Book Review | The Patience Stone

Rose Lapira discovers a strangely ‘feminist’ novel emerging from the Middle East courtesy of up-and-coming Afghan-French author Atiq Rahimi.

Afghan-French author and filmmaker Atiq Rahimi.
Afghan-French author and filmmaker Atiq Rahimi.

If this book had been written by a woman it would have passed as another piece of feminist writing. Coming from a man, The Patience Stone raised eyebrows and caused quite a stir.

On the strength of this novel, author Atiq Rahimi - an Afghan-French author and filmmaker - went on to win the Prix Goncourt in 2008 (France's leading literary award).

Born in Afghanistan in 1962, Rahimi fled to France in '84, where he established himself thanks to his writing and film work. This is his first novel in French, now translated into English by Polly McLean.

Fellow author Khaled Hosseni, famous for The Kite Runner and A Thousand Splendid Suns, wrote the preface for The Patience Stone, where he says that 'this novel's greatest achievement is in giving voice to those who, as the fable goes, suffer the most and cry out the least. Rahimi's nameless heroine is a conduit, a living vessel for the grievances of millions of women like her, women who have been objectified, marginalised, scorned, beaten, ridiculed, silenced.'

Set 'somewhere in Afghanistan or elsewhere', it recounts the fate of one woman, whose husband has been shot in the neck and lies in a kind of coma, paralysed, with eyes wide open. The action is restricted to a cell-like room, claustrophobic like the woman's life. When occasionally she leaves the room, the author lets the reader stay alone with the half-dead man.

Trailer for the film adaptation of The Patience Stone.

The war is raging on but hardy intrudes. The woman is desperate. She has been abandoned by the family with her two daughters in a house, where factional fighting is going on all around her.
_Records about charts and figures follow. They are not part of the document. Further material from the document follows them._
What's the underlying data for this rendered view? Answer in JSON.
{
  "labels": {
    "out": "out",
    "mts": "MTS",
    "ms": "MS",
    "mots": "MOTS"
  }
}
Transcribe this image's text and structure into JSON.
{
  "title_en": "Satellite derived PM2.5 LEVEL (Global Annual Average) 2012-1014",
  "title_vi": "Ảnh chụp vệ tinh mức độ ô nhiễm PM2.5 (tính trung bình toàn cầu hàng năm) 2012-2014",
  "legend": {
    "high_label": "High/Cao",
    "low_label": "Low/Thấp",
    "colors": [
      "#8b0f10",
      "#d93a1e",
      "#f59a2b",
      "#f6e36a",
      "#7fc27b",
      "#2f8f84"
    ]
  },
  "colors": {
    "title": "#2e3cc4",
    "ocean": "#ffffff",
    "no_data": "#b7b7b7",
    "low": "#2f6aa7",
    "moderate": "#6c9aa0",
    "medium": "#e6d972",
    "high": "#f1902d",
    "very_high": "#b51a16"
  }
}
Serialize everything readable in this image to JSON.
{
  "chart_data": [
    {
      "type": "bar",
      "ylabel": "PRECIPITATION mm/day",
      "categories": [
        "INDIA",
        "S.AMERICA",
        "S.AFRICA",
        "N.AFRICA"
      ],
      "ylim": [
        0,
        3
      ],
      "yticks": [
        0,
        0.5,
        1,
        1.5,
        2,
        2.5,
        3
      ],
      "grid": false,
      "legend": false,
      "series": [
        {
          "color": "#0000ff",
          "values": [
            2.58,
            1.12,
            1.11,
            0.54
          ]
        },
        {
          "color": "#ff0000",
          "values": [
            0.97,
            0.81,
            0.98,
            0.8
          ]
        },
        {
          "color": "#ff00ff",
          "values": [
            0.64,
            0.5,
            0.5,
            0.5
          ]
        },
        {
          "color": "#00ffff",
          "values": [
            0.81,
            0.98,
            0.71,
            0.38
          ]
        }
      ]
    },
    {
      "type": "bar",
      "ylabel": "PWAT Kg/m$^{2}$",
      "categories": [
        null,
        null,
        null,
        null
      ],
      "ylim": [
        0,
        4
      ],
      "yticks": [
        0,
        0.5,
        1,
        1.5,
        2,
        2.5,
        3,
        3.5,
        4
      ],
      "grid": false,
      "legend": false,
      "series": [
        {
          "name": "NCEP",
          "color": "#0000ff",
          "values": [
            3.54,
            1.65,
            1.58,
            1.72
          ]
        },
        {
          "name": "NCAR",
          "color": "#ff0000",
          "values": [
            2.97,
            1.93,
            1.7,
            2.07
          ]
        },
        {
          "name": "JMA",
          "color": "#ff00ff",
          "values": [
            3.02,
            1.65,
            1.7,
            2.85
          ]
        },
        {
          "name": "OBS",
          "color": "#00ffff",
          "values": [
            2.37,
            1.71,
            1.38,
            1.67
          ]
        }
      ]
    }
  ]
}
She keeps talking to her husband, but she does not know if he will survive his wound or if he is conscious and can understand what she is saying.

Slowly in a rising crescendo, she pours out her grief, resentment and anger, at all the suffering and injustices that she had suffered first at the hands of her family, and later by her husband and his family. Becoming increasingly more frustrated at the worsening situation, she starts to tell her husband what she never dared to say before, revealing her innermost suppressed emotions and desires, to finally reveal dark secrets about her life.  'You confess everything in your heart, everything you don't dare tell anyone.'

The husband has become the legendary magic stone, the patience stone. According to Persian folklore, the pain and laments poured onto the patience stone will be absorbed by it until it finally explodes, and the person is liberated from all torments.

The woman speaks in a halting monologue, builds up an ever increasing tension, which makes it difficult for the reader to put down the book until the final apocalyptic, nerve-shattering end. The author, by using simple and spare prose, creates a poetic, intense novel (since turned into a film, directed by Rahimi himself and with Iranian actress Golshifteh Farahani in the leading role).

In this novel, Atiq Rahimi gives voice to a woman's innermost feelings. A complex person, she has been influenced by two characters: her father-in-law and her aunt. She learns from both how she can liberate herself. The aunt, who was made to marry a much older man, was abandoned by the family when found to be barren and turned to prostitution. From her she learns about men.

The father-in-law is the only sympathetic male character in the book, apart from the young inexperienced boy who has his first sexual experience with her. It is the father-in-law, who in recounting a folk tale tells her that to find happiness, a woman must renounce three things: 'self-regard, the law of the father and the morality of the mother'.

In a patriarchal society, it is understandable that one has to break away from the law of the father. What is more difficult to accept is how mothers impose the father's cruel laws on their daughters. It is the mothers who make them marry when they are still children, and who cast them out of their families when rules are broken.

Often, the author makes use of metaphors and symbolism. In her angry raving, the woman thinks she is a demon and later she comes to believe she is the angel of revelation. She rejoices in the discovery of the body, a body which society has repressed and rendered dead. Rahimi, at the start of the novel, quotes Antonin Artaud:

'From the body by the body with the body

Since the body and until the body.'

The book might upset some readers - especially when it depicts the relationship between the sexes. But it should not be missed for this is powerful writing, and as aptly described by Khaled Hosseini, The Patience Stone is 'an important and courageous book'.